Professor Jeremy Pearson, Associate Medical Director at the BHF, which funded the pilot project of the heart imaging protocol, said: “These scans will allow researchers to investigate heart health in greater detail than has ever been done before.

“This study could not only help us to better prevent and treat heart disease in the future but make current MRI techniques for scanning the heart faster and more effective. Improving diagnosis of heart disease will save lives by driving earlier and more targeted treatment to prevent heart attacks.”

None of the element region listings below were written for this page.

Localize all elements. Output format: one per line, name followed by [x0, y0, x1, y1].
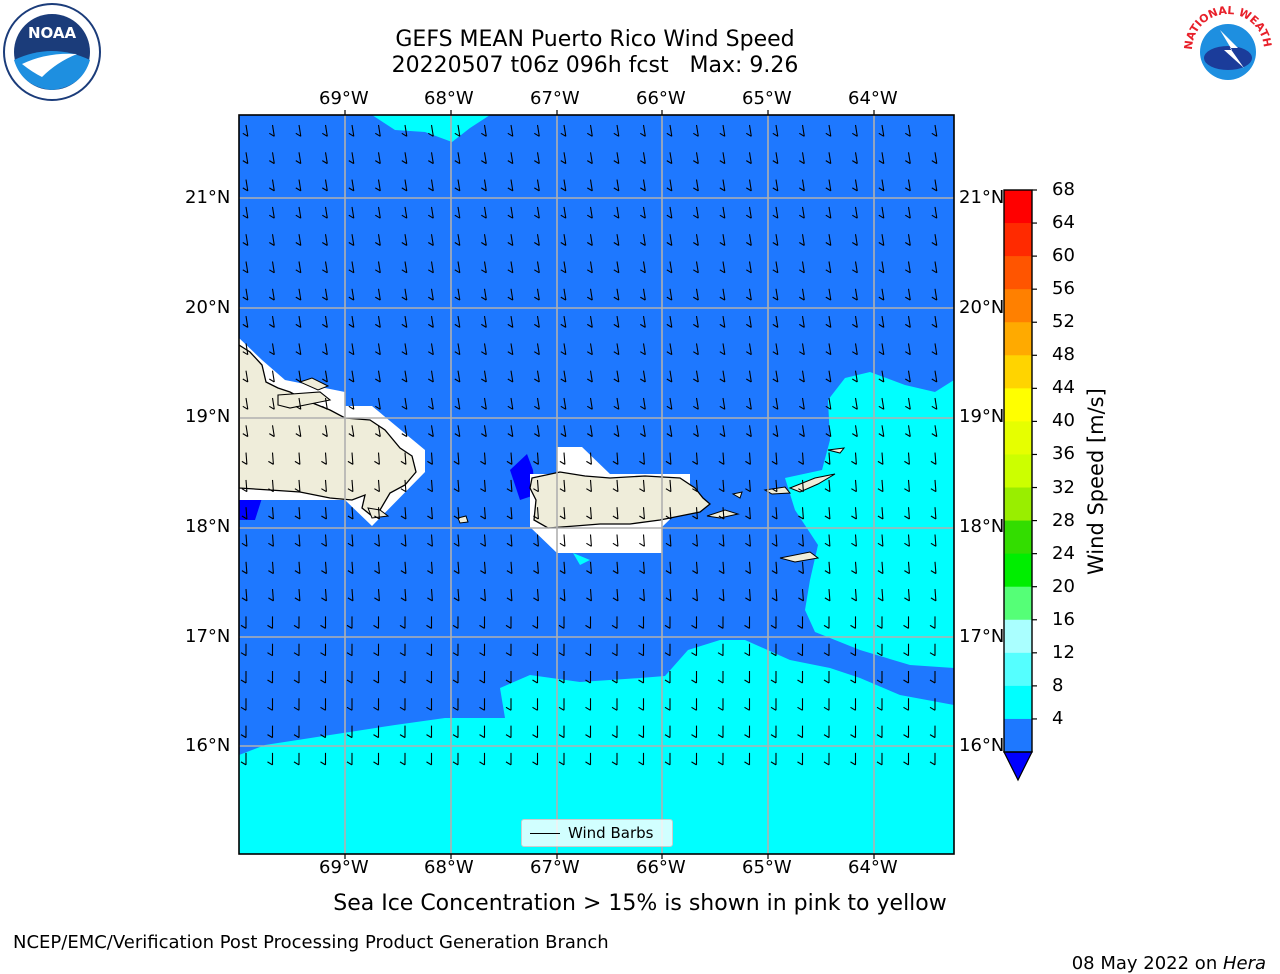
lon-label-bottom-4: 66°W [636, 857, 686, 878]
colorbar-tick-label: 40 [1052, 410, 1075, 432]
lat-label-left-5: 17°N [185, 626, 231, 647]
lat-label-right-5: 17°N [959, 626, 1005, 647]
colorbar-tick-label: 8 [1052, 674, 1064, 696]
lon-label-top-4: 66°W [636, 88, 686, 109]
colorbar-frame [1003, 189, 1033, 753]
lon-label-top-5: 65°W [742, 88, 792, 109]
lon-label-bottom-5: 65°W [742, 857, 792, 878]
footer-date-text: 08 May 2022 on [1071, 953, 1223, 974]
colorbar-title: Wind Speed [m/s] [1084, 388, 1108, 575]
colorbar-extend-low [1003, 751, 1033, 782]
colorbar-segment [1004, 421, 1032, 455]
lon-label-top-3: 67°W [530, 88, 580, 109]
colorbar-tick-label: 60 [1052, 245, 1075, 267]
puerto-rico-land [529, 471, 712, 529]
lon-label-top-1: 69°W [319, 88, 369, 109]
hispaniola-land [239, 344, 417, 517]
noaa-logo-text: NOAA [28, 24, 77, 42]
colorbar-tick-label: 32 [1052, 476, 1075, 498]
footer-date: 08 May 2022 on Hera [1060, 932, 1266, 974]
lon-label-bottom-1: 69°W [319, 857, 369, 878]
colorbar-tick-label: 16 [1052, 608, 1075, 630]
colorbar-tick-label: 48 [1052, 344, 1075, 366]
lat-label-left-2: 20°N [185, 297, 231, 318]
colorbar-segment [1004, 619, 1032, 654]
colorbar-segment [1004, 718, 1032, 753]
colorbar [1003, 189, 1037, 782]
wind-region-south [239, 640, 954, 854]
colorbar-segment [1004, 520, 1032, 555]
wind-region-below4-west [239, 498, 262, 520]
colorbar-tick-label: 12 [1052, 641, 1075, 663]
map-title-line1: GEFS MEAN Puerto Rico Wind Speed [395, 27, 795, 52]
lat-label-right-6: 16°N [959, 735, 1005, 756]
lat-label-left-3: 19°N [185, 406, 231, 427]
noaa-logo: NOAA [2, 2, 102, 102]
colorbar-tick-label: 20 [1052, 575, 1075, 597]
lon-label-top-2: 68°W [424, 88, 474, 109]
colorbar-tick-label: 4 [1052, 707, 1064, 729]
lat-label-right-1: 21°N [959, 187, 1005, 208]
sea-ice-note: Sea Ice Concentration > 15% is shown in … [333, 891, 947, 916]
colorbar-segment [1004, 289, 1032, 323]
colorbar-tick-label: 28 [1052, 509, 1075, 531]
colorbar-segment [1004, 553, 1032, 588]
colorbar-segment [1004, 586, 1032, 621]
wind-barb-paths [240, 124, 938, 766]
colorbar-segment [1004, 388, 1032, 422]
nws-logo: NATIONAL WEATHER SERVICE [1176, 0, 1276, 98]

Learning about fat distribution

The MRI scan will provide key information on the amount and distribution of fat and muscle mass. Combining these data with information about lifestyle, genetics and markers in the blood (like hormones, sugar and cholesterol) will hugely strengthen UK Biobank for studies into obesity and diabetes, high blood pressure, high cholesterol, cardiovascular disease and some cancers and other medical complications. With increasing evidence to suggest that fat distribution, rather than amount of fat, is important for determining an individual’s risk of future disease, abdominal MRI provides an exciting opportunity to examine the predictive importance of particular fat depots (visceral, liver and pancreas) and the relative distribution of fat for the development of disease. 

How the study will be run

An initial study of 8,000 participants has just been completed at a purpose-built scanning facility at UK Biobank’s headquarters in Stockport, which is now being used for the main study. The people scanned do not receive any feedback about their health, unless potentially serious abnormalities are spotted during the imaging. Imaging will include:

  • MRI assessment of heart chamber diameter, the volume of blood flow, and how the heart changes as it pumps blood around the body, thickness of the heart wall and the size, shape and stiffness of the thoracic aorta, the vessel that delivers blood from the heart
  • MRI measures of brain structure and function, volumes of grey matter and the mapping of major brain connections
  • Dual-energy X-ray absorptiometry measures of bone density, osteoarthritic change at spine, hip and knee, fractures in the spine, and fat distribution throughout the body
  • MRI measures of abdominal fat volume including in the liver and pancreas
  • Ultrasound assessment of two major arteries, the carotid arteries, that run either side of the neck to the brain

Recruitment will continue in the north west of England, and will roll out to the south (Reading) and the north (Newcastle) over the coming year.